Term Assurance


The word Assurance usually implies that the Insurance cover is being taken out to cover an eventuality, rather than in case of something unexpected happening. Term Assurance is different however, as the Assurance of a payout upon the policyholder's death is only guaranteed within a certain period of time. Therefore, Term Assurance is more commonly known as Life Insurance. The cost of a Term Assurance policy will depend on a number of factors, including your age, your gender, your lifestyle and the state of your health. This is because the insurance company needs to establish the risk of you dying before the term of the policy is over, and therefore the likelihood of a payout.

When you are planning to take out a Term Assurance policy, you will be asked by the insurer to specify the length of time during which you would like to be covered (the 'term'), say 10, 20 or 30 years. Unlike other types of Life Insurance, a Term Assurance policy does not build up any value, despite your regular premium payments. This means that although you would receive a payout in the event of your death if it happens within the time limits of the policy, you would receive nothing if you died after this time. If you would like to talk to an experienced insurance adviser about whether Term Assurance is the right way to protect your dependents from financial hardship in the event of your death, please complete the short form on the next page.

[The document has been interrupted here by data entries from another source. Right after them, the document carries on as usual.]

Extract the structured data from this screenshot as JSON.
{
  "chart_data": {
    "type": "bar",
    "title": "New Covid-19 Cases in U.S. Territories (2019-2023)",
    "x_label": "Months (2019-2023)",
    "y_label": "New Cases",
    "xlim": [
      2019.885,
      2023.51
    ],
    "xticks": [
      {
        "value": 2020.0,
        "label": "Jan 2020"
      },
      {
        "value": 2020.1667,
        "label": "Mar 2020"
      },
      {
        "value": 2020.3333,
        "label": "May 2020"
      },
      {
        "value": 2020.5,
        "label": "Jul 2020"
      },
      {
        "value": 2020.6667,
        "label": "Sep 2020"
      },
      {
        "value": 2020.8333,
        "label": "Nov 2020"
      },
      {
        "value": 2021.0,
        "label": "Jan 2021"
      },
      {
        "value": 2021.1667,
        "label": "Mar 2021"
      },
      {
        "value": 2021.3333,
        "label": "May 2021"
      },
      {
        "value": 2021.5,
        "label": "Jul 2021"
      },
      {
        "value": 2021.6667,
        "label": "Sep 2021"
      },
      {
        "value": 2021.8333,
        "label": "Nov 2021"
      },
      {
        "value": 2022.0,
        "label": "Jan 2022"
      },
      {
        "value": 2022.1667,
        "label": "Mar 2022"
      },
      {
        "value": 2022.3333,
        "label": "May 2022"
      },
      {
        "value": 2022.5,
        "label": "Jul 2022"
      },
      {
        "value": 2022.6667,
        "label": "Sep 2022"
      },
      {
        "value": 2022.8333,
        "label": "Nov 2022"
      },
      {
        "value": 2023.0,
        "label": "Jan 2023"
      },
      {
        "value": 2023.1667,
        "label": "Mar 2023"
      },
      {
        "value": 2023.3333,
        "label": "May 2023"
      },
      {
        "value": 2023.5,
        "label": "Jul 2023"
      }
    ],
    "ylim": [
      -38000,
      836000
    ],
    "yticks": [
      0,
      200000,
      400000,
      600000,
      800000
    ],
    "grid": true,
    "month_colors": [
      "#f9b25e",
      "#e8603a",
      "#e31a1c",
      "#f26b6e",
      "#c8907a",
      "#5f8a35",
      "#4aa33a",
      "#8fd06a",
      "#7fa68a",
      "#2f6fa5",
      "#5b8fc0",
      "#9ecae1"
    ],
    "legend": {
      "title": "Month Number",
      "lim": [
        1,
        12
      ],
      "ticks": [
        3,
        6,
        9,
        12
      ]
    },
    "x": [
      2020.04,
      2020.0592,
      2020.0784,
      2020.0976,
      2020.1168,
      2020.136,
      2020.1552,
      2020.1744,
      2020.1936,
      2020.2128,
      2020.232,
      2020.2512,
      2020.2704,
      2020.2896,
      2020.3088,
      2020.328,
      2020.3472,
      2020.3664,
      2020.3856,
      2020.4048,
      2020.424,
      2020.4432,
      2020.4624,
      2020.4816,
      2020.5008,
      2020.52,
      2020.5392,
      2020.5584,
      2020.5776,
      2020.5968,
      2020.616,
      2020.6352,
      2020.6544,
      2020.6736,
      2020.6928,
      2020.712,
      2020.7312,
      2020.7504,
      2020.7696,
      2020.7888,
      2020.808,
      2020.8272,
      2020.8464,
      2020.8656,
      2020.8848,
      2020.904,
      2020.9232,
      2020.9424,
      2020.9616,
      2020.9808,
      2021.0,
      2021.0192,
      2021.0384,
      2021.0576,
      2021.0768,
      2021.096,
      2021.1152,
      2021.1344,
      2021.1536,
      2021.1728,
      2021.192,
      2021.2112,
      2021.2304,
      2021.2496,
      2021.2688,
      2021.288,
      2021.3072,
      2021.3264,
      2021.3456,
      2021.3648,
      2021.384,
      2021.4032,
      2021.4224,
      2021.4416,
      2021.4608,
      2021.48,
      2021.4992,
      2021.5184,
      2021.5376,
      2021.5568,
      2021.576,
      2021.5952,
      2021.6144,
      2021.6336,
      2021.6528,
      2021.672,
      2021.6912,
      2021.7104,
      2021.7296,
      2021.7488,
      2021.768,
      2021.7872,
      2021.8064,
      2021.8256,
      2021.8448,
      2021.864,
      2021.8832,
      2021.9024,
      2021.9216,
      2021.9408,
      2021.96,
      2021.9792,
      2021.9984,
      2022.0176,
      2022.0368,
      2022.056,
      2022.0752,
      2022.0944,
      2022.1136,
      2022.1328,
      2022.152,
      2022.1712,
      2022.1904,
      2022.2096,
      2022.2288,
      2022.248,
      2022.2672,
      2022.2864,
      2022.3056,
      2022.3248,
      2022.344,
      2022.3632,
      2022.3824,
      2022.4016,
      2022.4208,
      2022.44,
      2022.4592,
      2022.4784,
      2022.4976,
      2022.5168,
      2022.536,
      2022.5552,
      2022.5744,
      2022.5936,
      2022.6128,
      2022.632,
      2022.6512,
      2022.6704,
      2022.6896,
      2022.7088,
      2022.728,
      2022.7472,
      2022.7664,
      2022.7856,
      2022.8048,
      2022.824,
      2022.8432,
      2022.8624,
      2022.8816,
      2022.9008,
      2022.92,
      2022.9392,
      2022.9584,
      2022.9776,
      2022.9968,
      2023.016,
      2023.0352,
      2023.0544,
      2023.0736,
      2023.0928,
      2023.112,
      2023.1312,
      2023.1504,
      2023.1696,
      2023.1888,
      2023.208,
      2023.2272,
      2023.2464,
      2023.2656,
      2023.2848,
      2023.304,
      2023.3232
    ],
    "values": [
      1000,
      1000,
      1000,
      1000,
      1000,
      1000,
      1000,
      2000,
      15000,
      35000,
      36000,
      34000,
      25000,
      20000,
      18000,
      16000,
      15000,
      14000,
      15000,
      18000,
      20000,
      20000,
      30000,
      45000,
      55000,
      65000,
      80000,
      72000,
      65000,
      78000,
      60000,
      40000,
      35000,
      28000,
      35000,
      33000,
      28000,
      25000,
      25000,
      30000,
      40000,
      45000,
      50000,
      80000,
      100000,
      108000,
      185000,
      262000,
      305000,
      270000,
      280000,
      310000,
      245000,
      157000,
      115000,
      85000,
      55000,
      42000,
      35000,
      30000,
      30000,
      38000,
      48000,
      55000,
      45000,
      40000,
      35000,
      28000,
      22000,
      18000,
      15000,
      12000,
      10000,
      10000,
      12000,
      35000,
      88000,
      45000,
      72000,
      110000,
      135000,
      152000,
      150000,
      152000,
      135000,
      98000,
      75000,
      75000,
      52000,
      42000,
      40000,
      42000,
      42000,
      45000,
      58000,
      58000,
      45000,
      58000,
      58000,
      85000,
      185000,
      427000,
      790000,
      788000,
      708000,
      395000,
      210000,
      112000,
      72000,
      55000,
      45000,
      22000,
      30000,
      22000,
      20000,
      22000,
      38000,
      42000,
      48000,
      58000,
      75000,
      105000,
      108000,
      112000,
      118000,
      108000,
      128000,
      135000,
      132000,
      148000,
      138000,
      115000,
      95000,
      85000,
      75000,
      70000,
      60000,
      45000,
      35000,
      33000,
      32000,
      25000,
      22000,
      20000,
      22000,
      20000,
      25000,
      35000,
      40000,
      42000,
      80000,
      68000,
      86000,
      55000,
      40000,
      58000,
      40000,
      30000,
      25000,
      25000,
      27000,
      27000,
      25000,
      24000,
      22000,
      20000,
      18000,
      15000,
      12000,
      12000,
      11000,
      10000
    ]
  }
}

Important Tips for Buying Life Insurance


  • Life 'Insurance' is different from Life 'Assurance' because it is not a certainty.  You would insure yourself against something unexpected happening, but would take out Assurance to minimise your financial exposure to something inevitable.

  • If you take out any type of 'Term' insurance product, this means that you are choosing a set period of time when your cover will be active.  Beyond this period, your cover is no longer valid.

  • The policy will be cheaper the less 'risky' you are to an insurer.  If you smoke, are in poor health or enjoy high-risk sports, statistically you are more likely to die, and therefore the cost of your premium will be higher.

  • Joint policies for couples should be approached with a certain amount of caution.  The average joint policy pays out only after the first person dies, but for a relatively small amount more you could get separate policies with two payouts, which would have a greater benefit for your family (especially when you consider the expense of inheritance tax).